Graphical digitizers are conventionally used to input graphical coordinate information, or the like, to a companion system. In a graphical digitizer, wave energy is typically passed between a movable element (such as a stylus or cursor) and one or more transducers located at fixed reference locations. The transit time of the wave energy traveling (in either direction) between the movable element and the reference locations is used in determining the position of the movable element, in one, two, or three dimensions, typically in terms of digital coordinates. A type of graphical digitizer manufactured and sold by the assignee hereof, Science Accessories Corporation, measures the transit time of acoustic or sonic energy propagating through air. The transit time of sound traveling from a source on the movable element to each of a plurality of microphones is used, in conjunction with the velocity of sound in air and known geometrical relationships, to compute the position of the movable element.

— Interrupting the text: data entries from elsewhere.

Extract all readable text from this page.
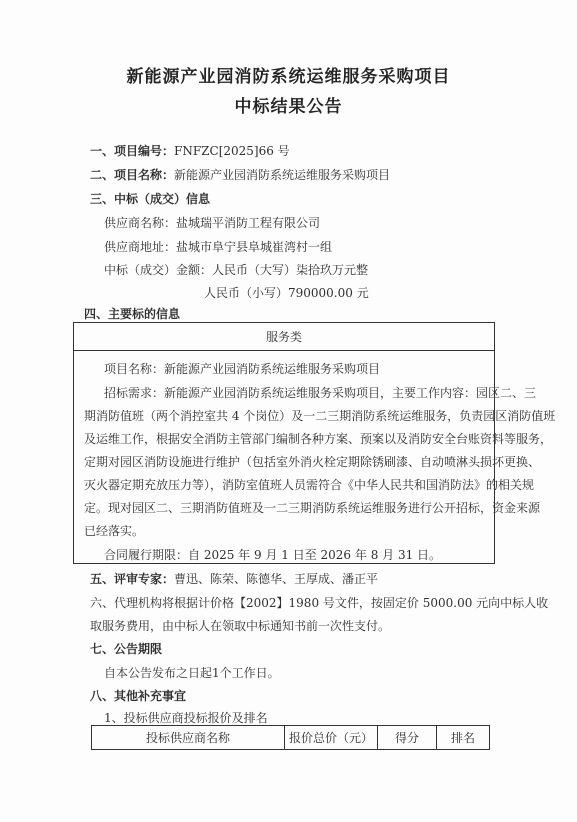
新能源产业园消防系统运维服务采购项目
中标结果公告
一、项目编号：FNFZC[2025]66 号
二、项目名称：新能源产业园消防系统运维服务采购项目
三、中标（成交）信息
供应商名称：盐城瑞平消防工程有限公司
供应商地址：盐城市阜宁县阜城崔湾村一组
中标（成交）金额：人民币（大写）柒拾玖万元整
人民币（小写）790000.00 元
四、主要标的信息
服务类
项目名称：新能源产业园消防系统运维服务采购项目
招标需求：新能源产业园消防系统运维服务采购项目，主要工作内容：园区二、三
期消防值班（两个消控室共 4 个岗位）及一二三期消防系统运维服务，负责园区消防值班
及运维工作，根据安全消防主管部门编制各种方案、预案以及消防安全台账资料等服务，
定期对园区消防设施进行维护（包括室外消火栓定期除锈刷漆、自动喷淋头损坏更换、
灭火器定期充放压力等），消防室值班人员需符合《中华人民共和国消防法》的相关规
定。现对园区二、三期消防值班及一二三期消防系统运维服务进行公开招标，资金来源
已经落实。
合同履行期限：自 2025 年 9 月 1 日至 2026 年 8 月 31 日。
五、评审专家：曹迅、陈荣、陈德华、王厚成、潘正平
六、代理机构将根据计价格【2002】1980 号文件，按固定价 5000.00 元向中标人收
取服务费用，由中标人在领取中标通知书前一次性支付。
七、公告期限
自本公告发布之日起1个工作日。
八、其他补充事宜
1、投标供应商投标报价及排名
投标供应商名称	报价总价（元）	得分	排名
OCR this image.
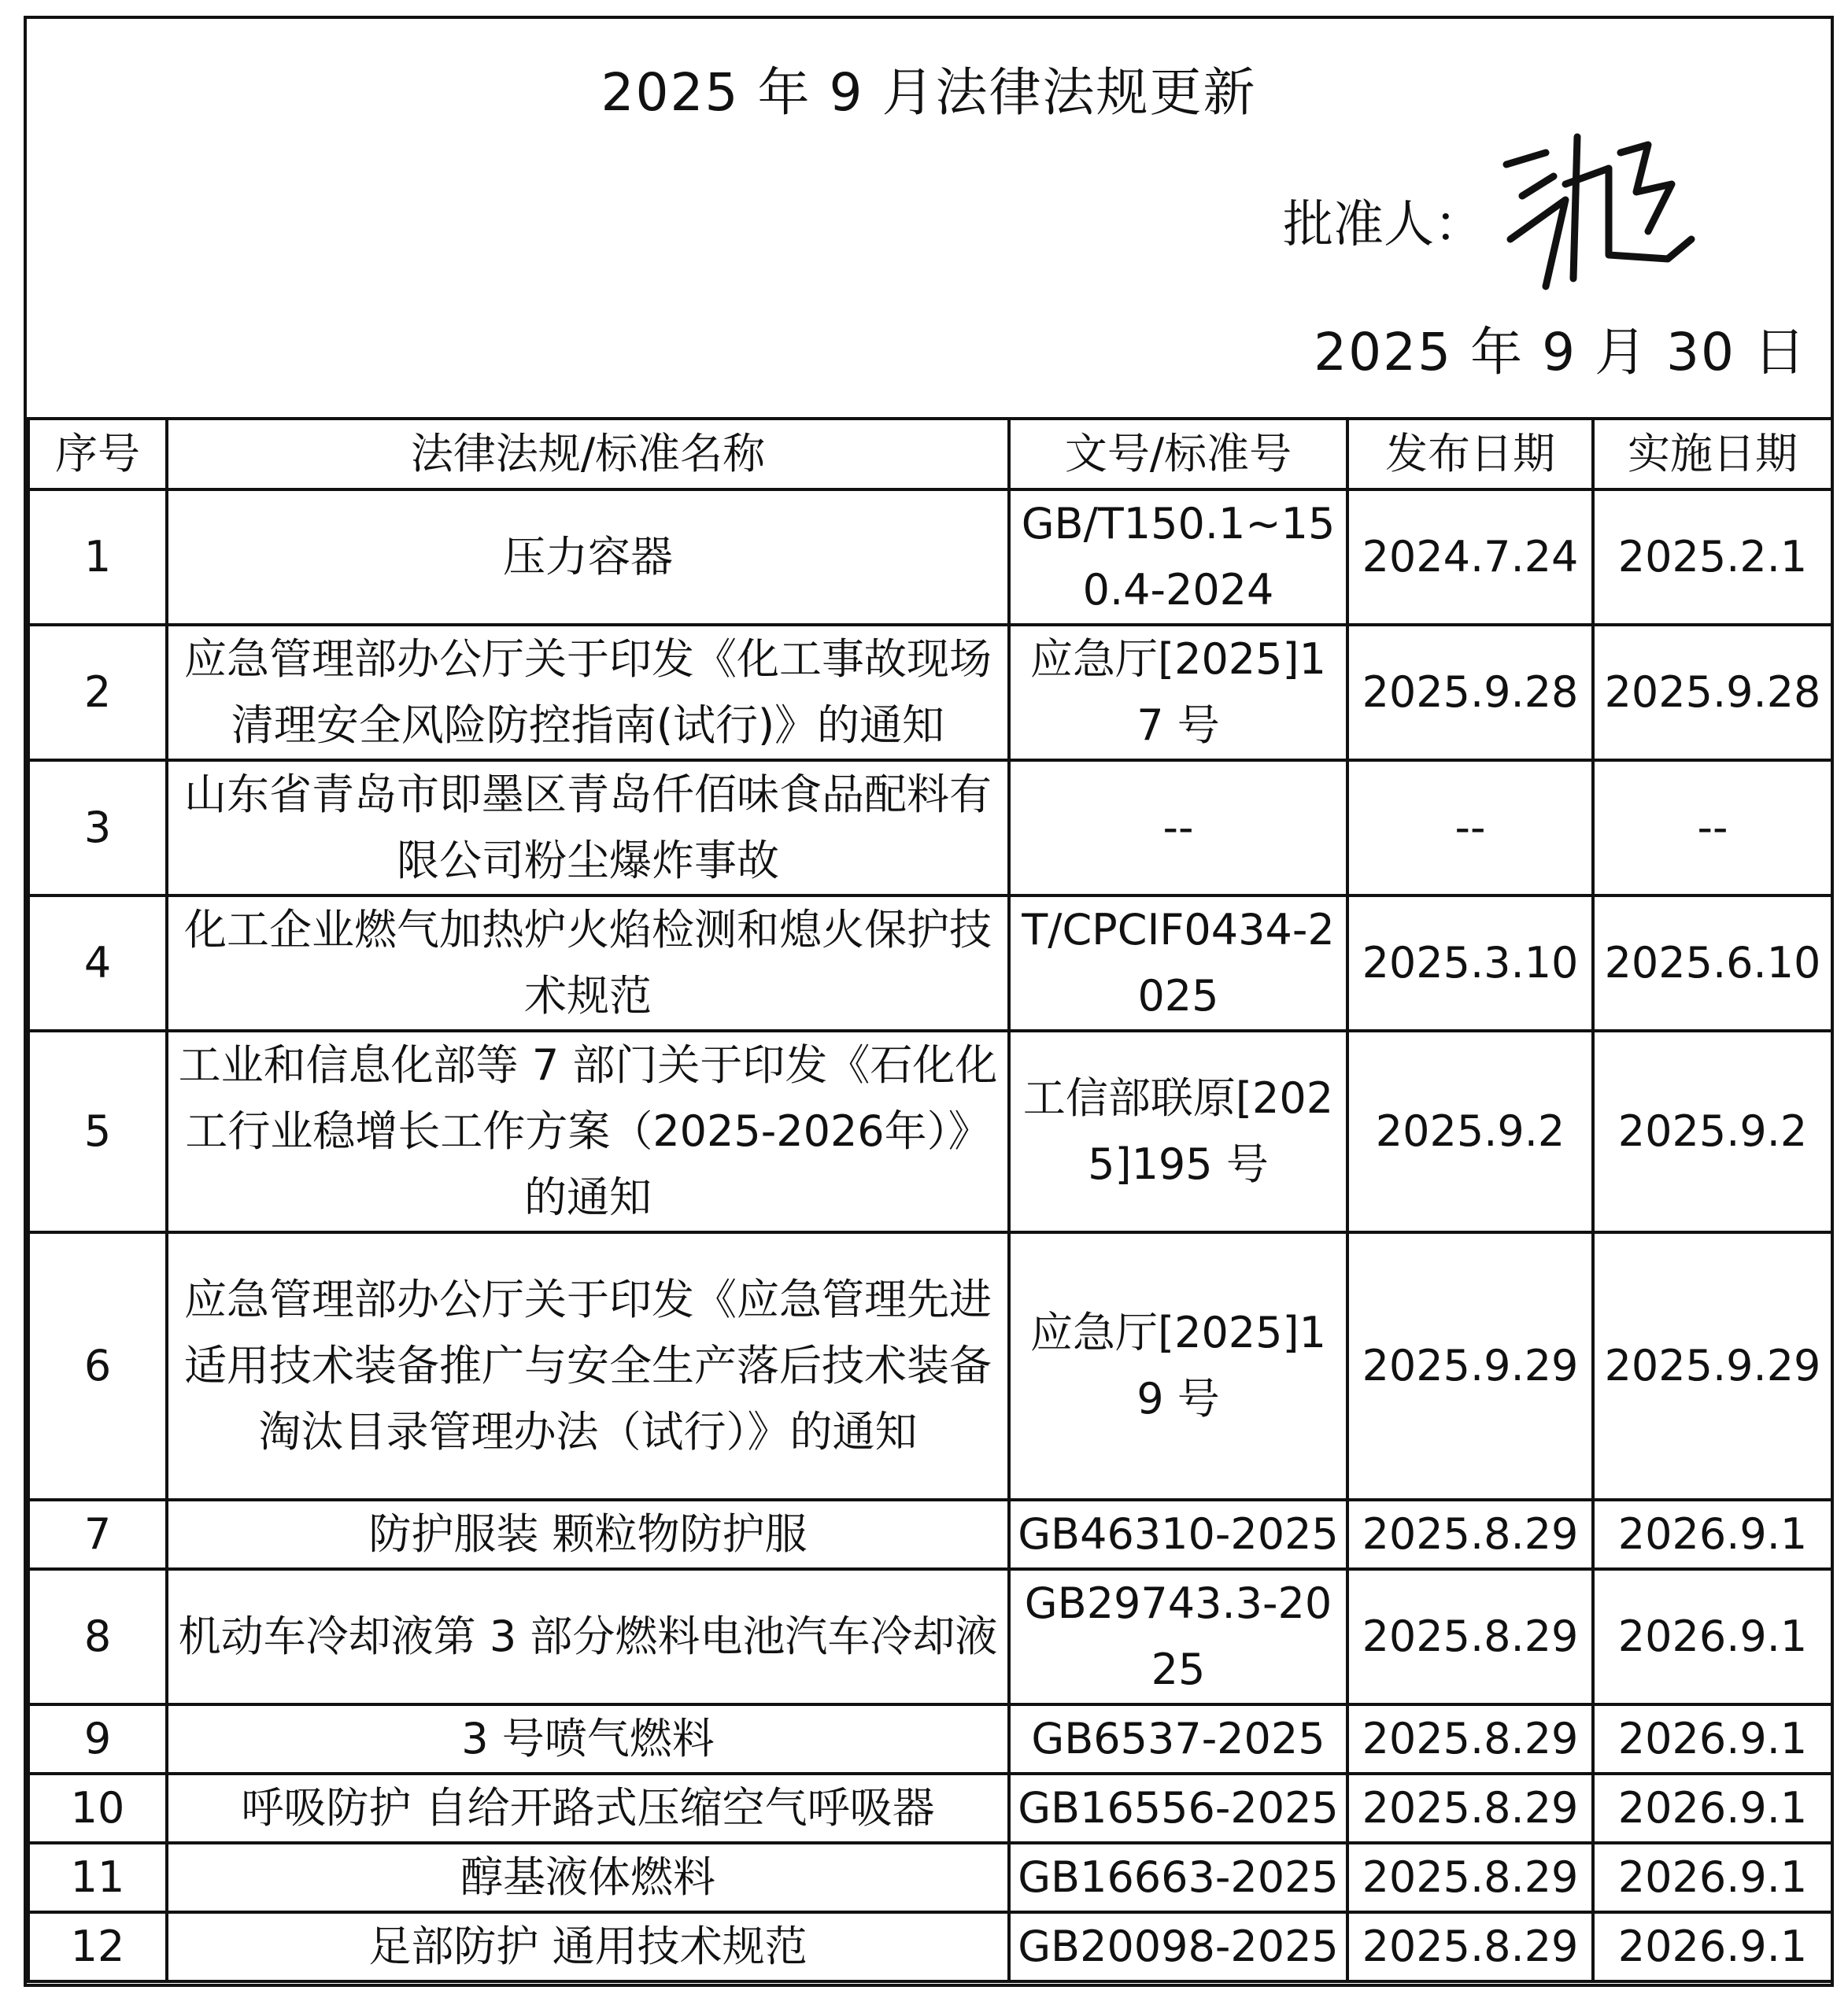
2025 年 9 月法律法规更新
批准人：
2025 年 9 月 30 日
序号	法律法规/标准名称	文号/标准号	发布日期	实施日期
1	压力容器	GB/T150.1~150.4-2024	2024.7.24	2025.2.1
2	应急管理部办公厅关于印发《化工事故现场清理安全风险防控指南(试行)》的通知	应急厅[2025]17 号	2025.9.28	2025.9.28
3	山东省青岛市即墨区青岛仟佰味食品配料有限公司粉尘爆炸事故	--	--	--
4	化工企业燃气加热炉火焰检测和熄火保护技术规范	T/CPCIF0434-2025	2025.3.10	2025.6.10
5	工业和信息化部等 7 部门关于印发《石化化工行业稳增长工作方案（2025-2026年）》的通知	工信部联原[2025]195 号	2025.9.2	2025.9.2
6	应急管理部办公厅关于印发《应急管理先进适用技术装备推广与安全生产落后技术装备淘汰目录管理办法（试行）》的通知	应急厅[2025]19 号	2025.9.29	2025.9.29
7	防护服装 颗粒物防护服	GB46310-2025	2025.8.29	2026.9.1
8	机动车冷却液第 3 部分燃料电池汽车冷却液	GB29743.3-2025	2025.8.29	2026.9.1
9	3 号喷气燃料	GB6537-2025	2025.8.29	2026.9.1
10	呼吸防护 自给开路式压缩空气呼吸器	GB16556-2025	2025.8.29	2026.9.1
11	醇基液体燃料	GB16663-2025	2025.8.29	2026.9.1
12	足部防护 通用技术规范	GB20098-2025	2025.8.29	2026.9.1
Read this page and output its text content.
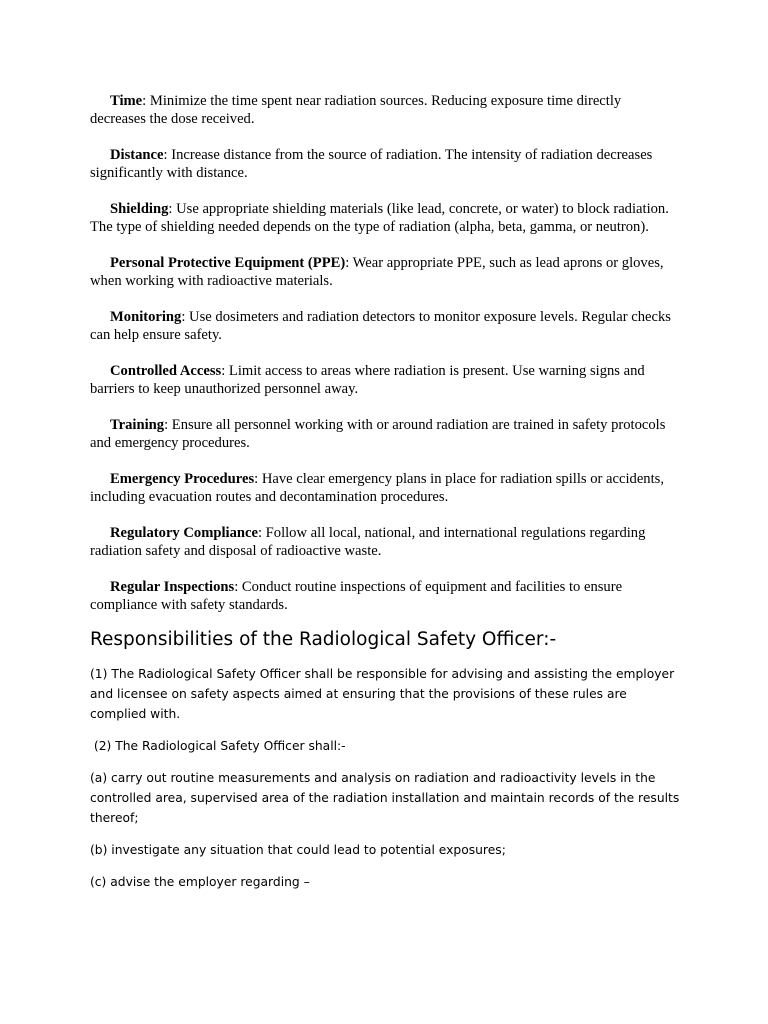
Time: Minimize the time spent near radiation sources. Reducing exposure time directly decreases the dose received.

Distance: Increase distance from the source of radiation. The intensity of radiation decreases significantly with distance.

Shielding: Use appropriate shielding materials (like lead, concrete, or water) to block radiation. The type of shielding needed depends on the type of radiation (alpha, beta, gamma, or neutron).

Personal Protective Equipment (PPE): Wear appropriate PPE, such as lead aprons or gloves, when working with radioactive materials.

Monitoring: Use dosimeters and radiation detectors to monitor exposure levels. Regular checks can help ensure safety.

Controlled Access: Limit access to areas where radiation is present. Use warning signs and barriers to keep unauthorized personnel away.

Training: Ensure all personnel working with or around radiation are trained in safety protocols and emergency procedures.

Emergency Procedures: Have clear emergency plans in place for radiation spills or accidents, including evacuation routes and decontamination procedures.

Regulatory Compliance: Follow all local, national, and international regulations regarding radiation safety and disposal of radioactive waste.

Regular Inspections: Conduct routine inspections of equipment and facilities to ensure compliance with safety standards.

Responsibilities of the Radiological Safety Officer:-

(1) The Radiological Safety Officer shall be responsible for advising and assisting the employer and licensee on safety aspects aimed at ensuring that the provisions of these rules are complied with.

(2) The Radiological Safety Officer shall:-

(a) carry out routine measurements and analysis on radiation and radioactivity levels in the controlled area, supervised area of the radiation installation and maintain records of the results thereof;

(b) investigate any situation that could lead to potential exposures;

(c) advise the employer regarding –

The accurate determination of the transit time of the acoustic energy between the transmitter and receiver locations is critical to an accurate determination of the position of the movable element. Typically, a timer is provided for each receiver. All of the timers are started when the acoustic energy is transmitted from the transmitter. As the sound is received at each receiver, the timer associated with that receiver is stopped. The transit times to each receiver can then be computed from the time that elapsed on each timer. Typically, each timer is a digital counter which counts pulses from a digital clock generator, and the arrival of acoustic wave energy at each microphone is determined by continuously comparing the microphone output (e.g. an amplified and filtered version thereof) to a predetermined threshold level. When the threshold level is exceeded, the associated counter is turned off. Ideally, the threshold detection operation is such that it will not be triggered by noise, but will be triggered, in consistent fashion, by the arriving acoustic wave energy from the transmitter. Such ideal result is not always achieved, however.
It is among the objects of the present invention to improve operation of the described type of apparatus.